Pointers | A Magic Wand to Allocate Memory in Code

7 min
memorypointers

Pointers are a fundamental concept in programming, serving as a cornerstone for memory management and enhancing code efficiency. In this blog, we'll delve into the world of pointers, exploring their role in memory management, and how they can enhance code efficiency.

What is a Pointer?

A pointer is a variable that stores the memory address of another variable. It acts as a reference to a location in memory where a value is stored. Pointers are essential in low-level programming languages like C and C++, where direct manipulation of memory is necessary.

Role in Memory Management

Pointers play a crucial role in memory management. They allow programmers to:

  1. Dynamically allocate memory at runtime.
  2. Access and manipulate data in memory directly.
  3. Implement data structures like linked lists, trees, and graphs.

Before Dive Deep Into Pointers Let's Understand Memory Allocations

1- Static Memory Allocation

Static memory addresses are determined at compile time (relative addresses) and the memory is allocated in the stack frame when the assembled code runs on the host machine. We can access to the address directly.

All instructions for accessing and manipulating variables, including their relative (not absolute) memory addresses, are generated by the compiler during the compilation process. For each use of a variable like 'n', the compiler generates specific instructions to locate its memory address on the host machine and retrieve or modify its value. These instructions become part of the executable code and are executed during runtime. This means that every time n is used in the program, the corresponding machine instructions to access its memory location are already in place and ready to be executed.

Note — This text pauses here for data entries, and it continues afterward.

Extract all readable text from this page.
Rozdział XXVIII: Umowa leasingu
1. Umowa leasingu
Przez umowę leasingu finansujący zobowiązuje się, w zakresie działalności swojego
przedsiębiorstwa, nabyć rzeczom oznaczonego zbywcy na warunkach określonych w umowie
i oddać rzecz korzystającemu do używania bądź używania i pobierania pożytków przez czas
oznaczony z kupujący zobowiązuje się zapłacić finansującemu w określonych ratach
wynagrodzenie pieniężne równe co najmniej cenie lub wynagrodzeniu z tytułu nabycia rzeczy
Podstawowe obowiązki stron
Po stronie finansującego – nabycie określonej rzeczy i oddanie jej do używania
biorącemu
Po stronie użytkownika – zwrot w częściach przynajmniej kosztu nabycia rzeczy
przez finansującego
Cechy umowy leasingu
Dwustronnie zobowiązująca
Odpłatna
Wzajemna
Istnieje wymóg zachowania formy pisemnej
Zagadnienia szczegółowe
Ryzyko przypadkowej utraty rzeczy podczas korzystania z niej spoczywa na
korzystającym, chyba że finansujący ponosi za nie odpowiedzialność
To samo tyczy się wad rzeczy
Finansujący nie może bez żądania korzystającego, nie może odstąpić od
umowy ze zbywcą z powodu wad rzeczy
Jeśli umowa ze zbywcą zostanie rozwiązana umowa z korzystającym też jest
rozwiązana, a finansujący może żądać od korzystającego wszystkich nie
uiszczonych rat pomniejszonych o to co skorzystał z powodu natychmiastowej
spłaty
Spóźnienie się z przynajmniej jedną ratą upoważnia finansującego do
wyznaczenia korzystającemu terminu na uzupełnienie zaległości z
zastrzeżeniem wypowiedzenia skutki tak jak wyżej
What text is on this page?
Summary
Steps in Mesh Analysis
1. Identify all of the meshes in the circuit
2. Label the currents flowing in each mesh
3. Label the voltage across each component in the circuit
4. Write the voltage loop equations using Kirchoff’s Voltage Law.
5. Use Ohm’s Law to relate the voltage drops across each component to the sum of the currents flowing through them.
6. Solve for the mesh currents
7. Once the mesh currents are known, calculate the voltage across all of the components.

There's no need to determine anything at runtime, as those instructions are part of the executable code after compilation.

Check below example in C:

int main(void){
    int n = 50;
    n=n+10;
    printf("%i", n);
}

In this example, the relative memory address of n is determined at compile time and allocated in the stack frame. The instructions to access and manipulate n are generated and ready to use after compilation.

When we compile code on one machine that will run on another, we can't always directly allocate absolute memory addresses during compilation. Here's how this typically works:

  1. During compilation, the compiler doesn't actually allocate real physical memory addresses. Instead, it works with relative addresses or offsets from certain reference points. These are often called "relocatable addresses."

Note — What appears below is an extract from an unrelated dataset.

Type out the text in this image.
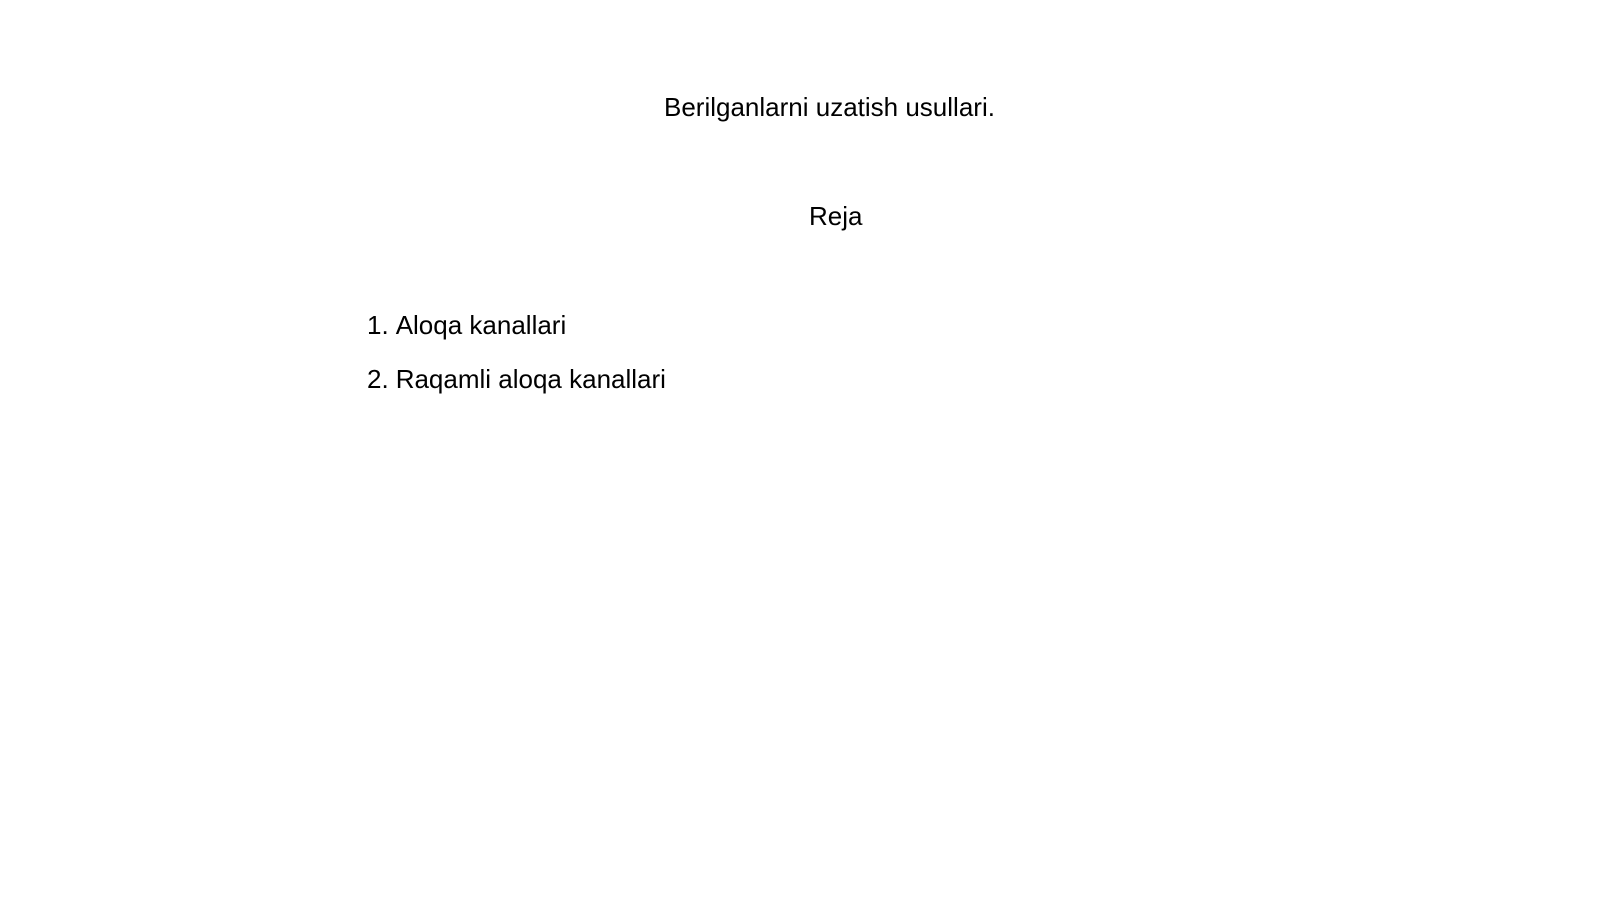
Berilganlarni uzatish usullari.
Reja
1. Aloqa kanallari
2. Raqamli aloqa kanallari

  2. he actual memory allocation happens in several stages:

  • The compiler generates object files with symbolic references and relative offsets
  • The linker combines these objects and resolves symbols
  • The loader finally places the program in actual memory when it's run

For statically allocated variables, what's "static" isn't the absolute memory address, but rather:

  • The size of the allocation (known at compile time)
  • The relative position of variables in memory
  • The lifetime of the variables (entire program execution)

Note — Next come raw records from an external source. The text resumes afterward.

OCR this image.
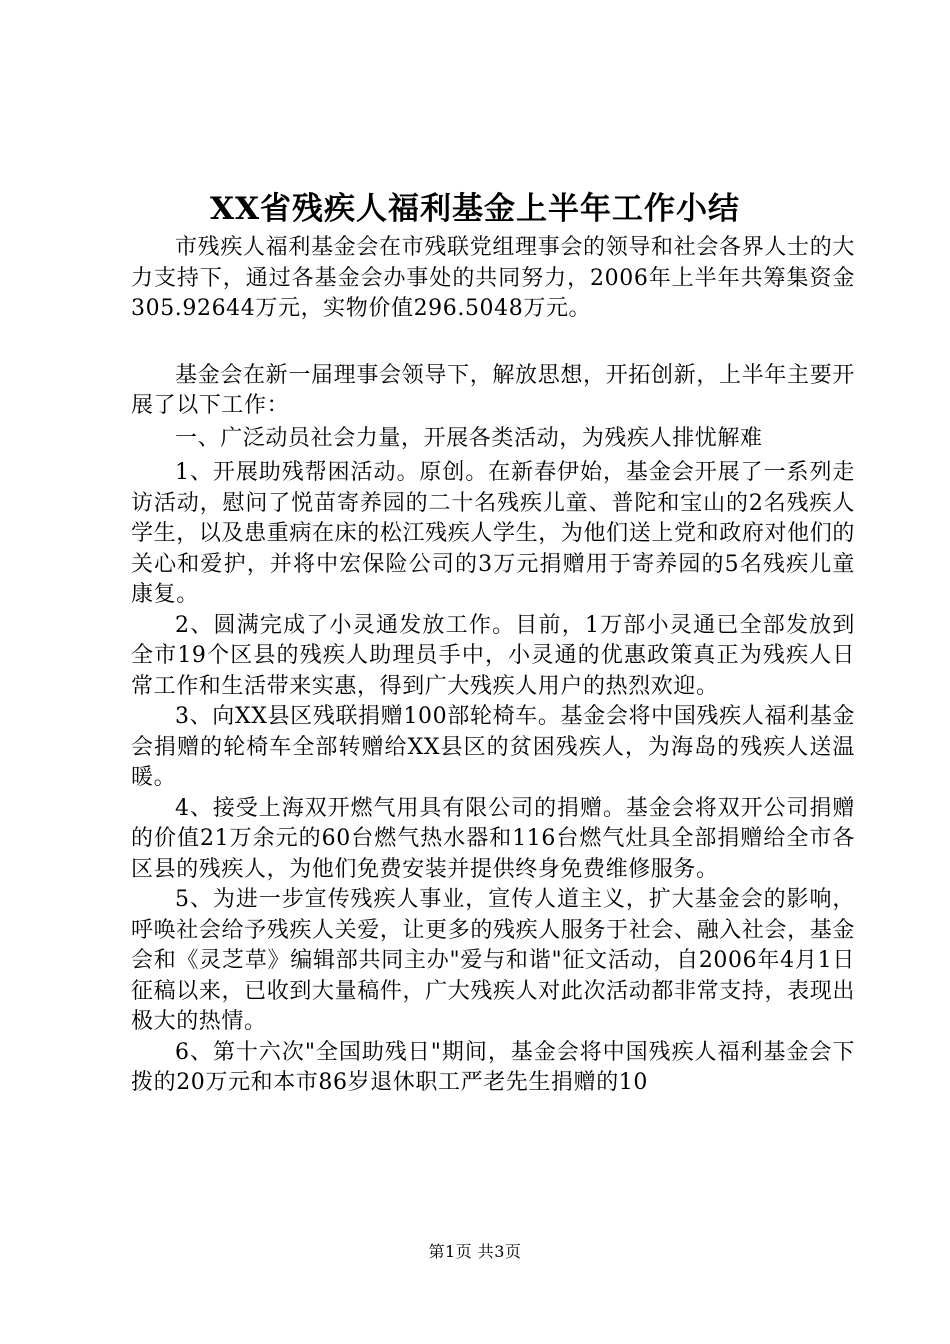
XX省残疾人福利基金上半年工作小结

市残疾人福利基金会在市残联党组理事会的领导和社会各界人士的大力支持下，通过各基金会办事处的共同努力，2006年上半年共筹集资金305.92644万元，实物价值296.5048万元。

基金会在新一届理事会领导下，解放思想，开拓创新，上半年主要开展了以下工作：

一、广泛动员社会力量，开展各类活动，为残疾人排忧解难

1、开展助残帮困活动。原创。在新春伊始，基金会开展了一系列走访活动，慰问了悦苗寄养园的二十名残疾儿童、普陀和宝山的2名残疾人学生，以及患重病在床的松江残疾人学生，为他们送上党和政府对他们的关心和爱护，并将中宏保险公司的3万元捐赠用于寄养园的5名残疾儿童康复。

2、圆满完成了小灵通发放工作。目前，1万部小灵通已全部发放到全市19个区县的残疾人助理员手中，小灵通的优惠政策真正为残疾人日常工作和生活带来实惠，得到广大残疾人用户的热烈欢迎。

3、向XX县区残联捐赠100部轮椅车。基金会将中国残疾人福利基金会捐赠的轮椅车全部转赠给XX县区的贫困残疾人，为海岛的残疾人送温暖。

4、接受上海双开燃气用具有限公司的捐赠。基金会将双开公司捐赠的价值21万余元的60台燃气热水器和116台燃气灶具全部捐赠给全市各区县的残疾人，为他们免费安装并提供终身免费维修服务。

5、为进一步宣传残疾人事业，宣传人道主义，扩大基金会的影响，呼唤社会给予残疾人关爱，让更多的残疾人服务于社会、融入社会，基金会和《灵芝草》编辑部共同主办"爱与和谐"征文活动，自2006年4月1日征稿以来，已收到大量稿件，广大残疾人对此次活动都非常支持，表现出极大的热情。

6、第十六次"全国助残日"期间，基金会将中国残疾人福利基金会下拨的20万元和本市86岁退休职工严老先生捐赠的10

第1页 共3页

If we deep dive into above code, you can see a basic assembly code like below:

main:
    ; Set up stack frame
    push ebp
    mov ebp, esp
    sub esp, 4           ; Allocate 4 bytes for n
 
    ; n = 50
    mov DWORD PTR [ebp-4], 50
 
    ; First printf
    mov eax, DWORD PTR [ebp-4]
    push eax
    call printf
    add esp, 4
 
    ; n = n + 10
    mov eax, DWORD PTR [ebp-4]
    add eax, 10
    mov DWORD PTR [ebp-4], eax
 
    ; Second printf
    mov eax, DWORD PTR [ebp-4]
    push eax
    call printf
    add esp, 4
 
    ; Clean up and return
    mov esp, ebp
    pop ebp
    ret

In this assembly code:

  • [ebp-4] always refers to the location of n.
  • Each time n is used, the code accesses this same memory location.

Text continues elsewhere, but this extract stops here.